A character vector of the names for the columns that are holding the coordinates for the observations. The order should be longitude(x), latitude(y). Default is the Darwin Core standard column names c("decimalLongitude", "decimalLatitude"). Only applicable to non- spatial data.frames.

dataCRS

A character string or numeric for the data.frame CRS (Coordinate Reference System). Default is 4326, which is WGS 84. This is only applicable to non-spatial data.frames, since a spatial data.frames already should have this information.

taxonRankCol

the name of the column containing the taxonomic rank for the observation. That is the minimum taxonomic identification level.

taxonRank

a string or vector of strings containing the taxonomic ranks to keep. Only evaluated if taxonRankCol is not NULL

simplifySppName

Logical. whether to remove everything else that is not the species name (authors, years). Default set to FALSE, else leaves a canonical name given by taxize::gbif_parse(), that is a scientific name with up to 3 elements.

spOut

Logical. Whether the result should be a SpatialPolygon (sp) or an sf.

Value

a `SpatialPointsDataFrame` wrapped into an object of class OrganizedBirds, with additional attributes.

Details

An OrganizedBirds-class is essentially a list containing a spatial element. After version 0.2, the resulting element is of class sf. However, we now add a parameter for backwards compatibility. It also accepts the inputs in both formats. This sf has its data formatted in a way that the other functions in the BIRDS-package can use further on. It also has the attribute "visitCol", which indicates which column in the data.frame holds the visit identifier. The visit identifier is created by the function createVisits, which creates a unique id for each combination of the values in the defined columns.

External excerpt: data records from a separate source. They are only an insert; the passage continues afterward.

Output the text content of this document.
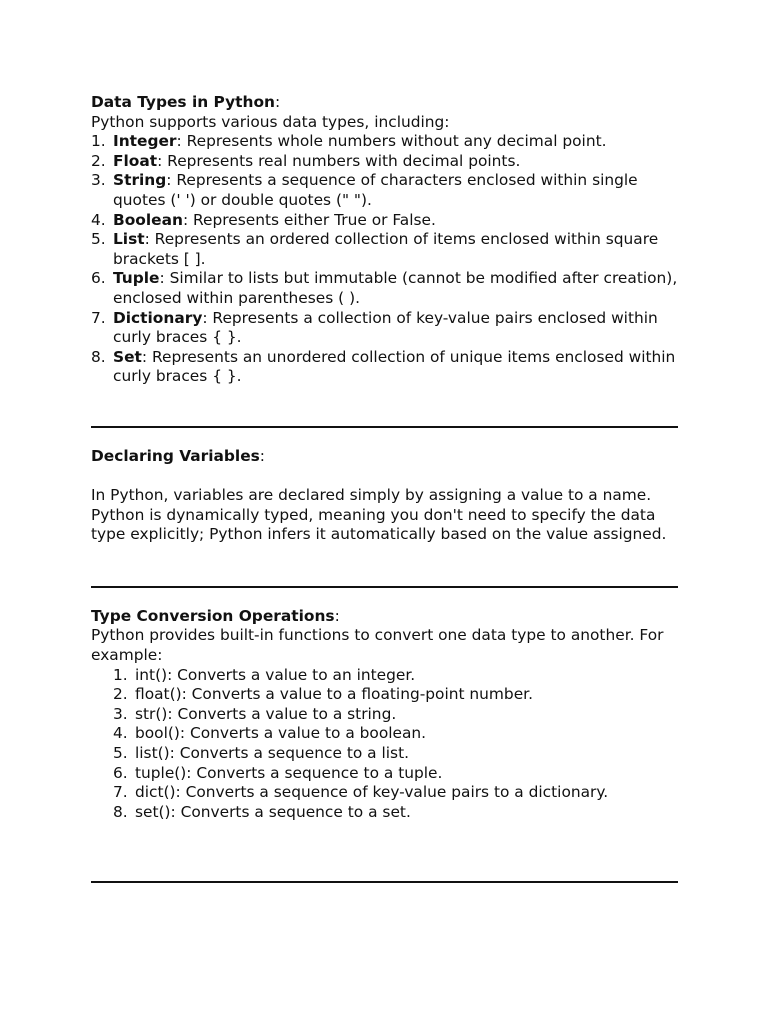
Data Types in Python:
Python supports various data types, including:
1. Integer: Represents whole numbers without any decimal point.
2. Float: Represents real numbers with decimal points.
3. String: Represents a sequence of characters enclosed within single quotes (' ') or double quotes (" ").
4. Boolean: Represents either True or False.
5. List: Represents an ordered collection of items enclosed within square brackets [ ].
6. Tuple: Similar to lists but immutable (cannot be modified after creation), enclosed within parentheses ( ).
7. Dictionary: Represents a collection of key-value pairs enclosed within curly braces { }.
8. Set: Represents an unordered collection of unique items enclosed within curly braces { }.
Declaring Variables:
In Python, variables are declared simply by assigning a value to a name. Python is dynamically typed, meaning you don't need to specify the data type explicitly; Python infers it automatically based on the value assigned.
Type Conversion Operations:
Python provides built-in functions to convert one data type to another. For example:
1. int(): Converts a value to an integer.
2. float(): Converts a value to a floating-point number.
3. str(): Converts a value to a string.
4. bool(): Converts a value to a boolean.
5. list(): Converts a sequence to a list.
6. tuple(): Converts a sequence to a tuple.
7. dict(): Converts a sequence of key-value pairs to a dictionary.
8. set(): Converts a sequence to a set.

The variable timeCol can be formatted differently. If the variable is a named vector with the names "Year", "Month" and "Day" (letter capitalization does not matter) it will use the variable named year as the year column and so on. Otherwise it will use the first variable as year, the second as month and the third as day, if there is a vector of length three or more. If the vector is of only length one it will interpret the column as a date column formatted as "yyyy-mm-dd".

See also

createVisits to create unique visits IDs, visits to get or set the visit IDs to this class, simplifySpp to simplify species names, obsData to retrieve the data.frame from this class.

Examples

OB <- organizeBirds(bombusObs)